Par le colonialisme et les missions, ces divisions chrétiennes européennes sont devenues des divisions globales à la fin du XIXe siècle. Beaucoup de presbytériens en Corée ou au Brésil ont du mal aujourd’hui à comprendre pourquoi leurs Églises portent ce nom d’origine grec alors qu’elles ont leurs origines dans un courant protestant au nom latin : réformé.
L’origine du mouvement œcuménique
Cette contradiction entre le message d’amour et son témoignage marqué au contraire par la fragmentation et le conflit, le protestantisme européen et anglo-saxon et leurs sociétés missionnaires mondiales l’ont vécue comme une anomalie inacceptable et même menaçante vers la fin du XIXe siècle, à l’âge de la globalisation et de la déchristianisation sociale et culturelle. C’est l’origine du mouvement œcuménique moderne.
Ce qu’on appelle « mouvement œcuménique » incarne donc depuis le début du XXe siècle le rêve de rendre visible l’unité à laquelle croient toutes les Églises – souvent séparées les unes des autres pour des raisons humaines, trop humaines. Nourri de la mémoire du lien entre division et violence, renforcé par deux grandes guerres où les chrétiens se sont entretués, le mouvement œcuménique a pris la forme d’un pacte, que les Églises ont scellé entre elles en 1948, de se soutenir mutuellement ; de prier les unes pour les autres ; de chercher à surmonter leurs anciennes (et nouvelles…) divisions ; de faire de la mission ensemble ; de s’engager ensemble pour la justice et pour la paix. Le Conseil œcuménique des Églises (COE) est l’expression institutionnelle de ce pacte.
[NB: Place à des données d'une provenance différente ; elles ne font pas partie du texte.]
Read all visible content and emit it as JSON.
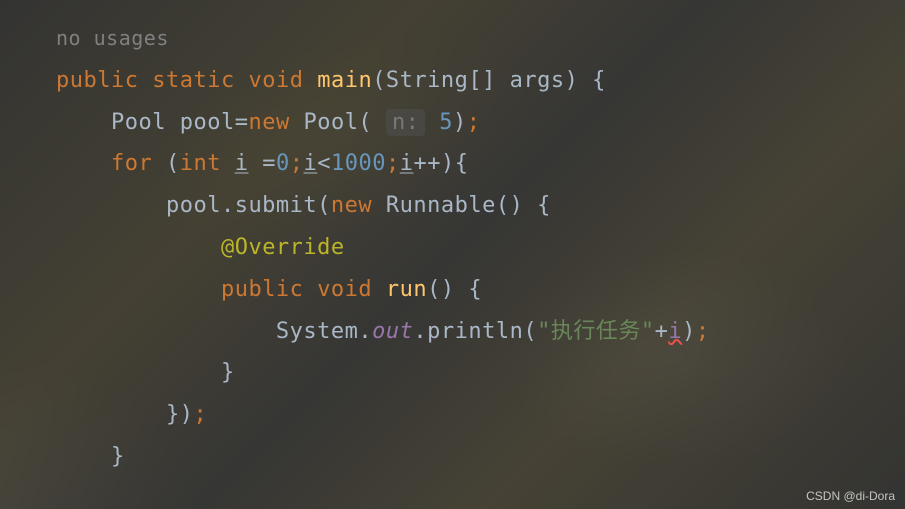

À l’époque où le monde chrétien avait son centre en Europe et aux États-Unis, le rêve de l’unité chrétienne mondiale semblait faisable. C’est beaucoup moins le cas aujourd’hui.
L’anomalie de la division
L’Europe occidentale continue son processus de déchristianisation institutionnelle, et la mémoire des divisions suivies de violence s’est affaiblie. Dans les régions du monde où le christianisme connaît une croissance exponentielle, les anciennes différences confessionnelles européennes, séparées de leurs origines historiques et culturelles, ont été presque normalisées et sont vécues par beaucoup aujourd’hui comme une espèce de biodiversité chrétienne, ce qui rend l’œcuménisme – compris comme quête d’unité visible qui engage les Églises au renouveau qui les rapprocherait – difficile à comprendre, sinon inutile.
Si la quête d’unité chrétienne connaît, pour plusieurs raisons, une époque de crise ou de transformation, cela ne veut pas dire qu’elle ait perdu son sens. Dans la mesure où nous croyons, selon le Nouveau Testament, qu’il y a un seul Seigneur qui est la tête d’un seul corps et auteur de la recréation et réunification de toute chose à venir, et que nous confessons avec les mots du Credo qu’il n’y a qu’une seule Église, nous ne pouvons que reconnaître que nous vivons toujours dans l’anomalie de la division – très visible quand nous célébrons la Cène – et que la conscience de la division inacceptable nous replace dans la quête de l’unité, que ce soit dans ses beaux jours ou dans ses jours moins beaux.
L’urgence œcuménique face à l’isolationnisme
On voit que ce qui est en jeu dans le mot un peu barbare d’« œcuménisme », c’est quelque chose d’une surprenante actualité, voire d’une surprenante urgence dans un monde qui retombe dans la tentation de l’isolationnisme, du va-t-en-guerre qui nous empêchera de répondre comme il faut à la crise environnementale qu’on appelle anthropocène : il s’agit de la voie contre-culturelle de la compassion pour le plus vulnérable comme chemin de justice, réconciliation et paix. Là réside aussi toute l’actualité du thème de la prochaine assemblée du COE : « L’amour du Christ mène le monde à la réconciliation et à l’unité ».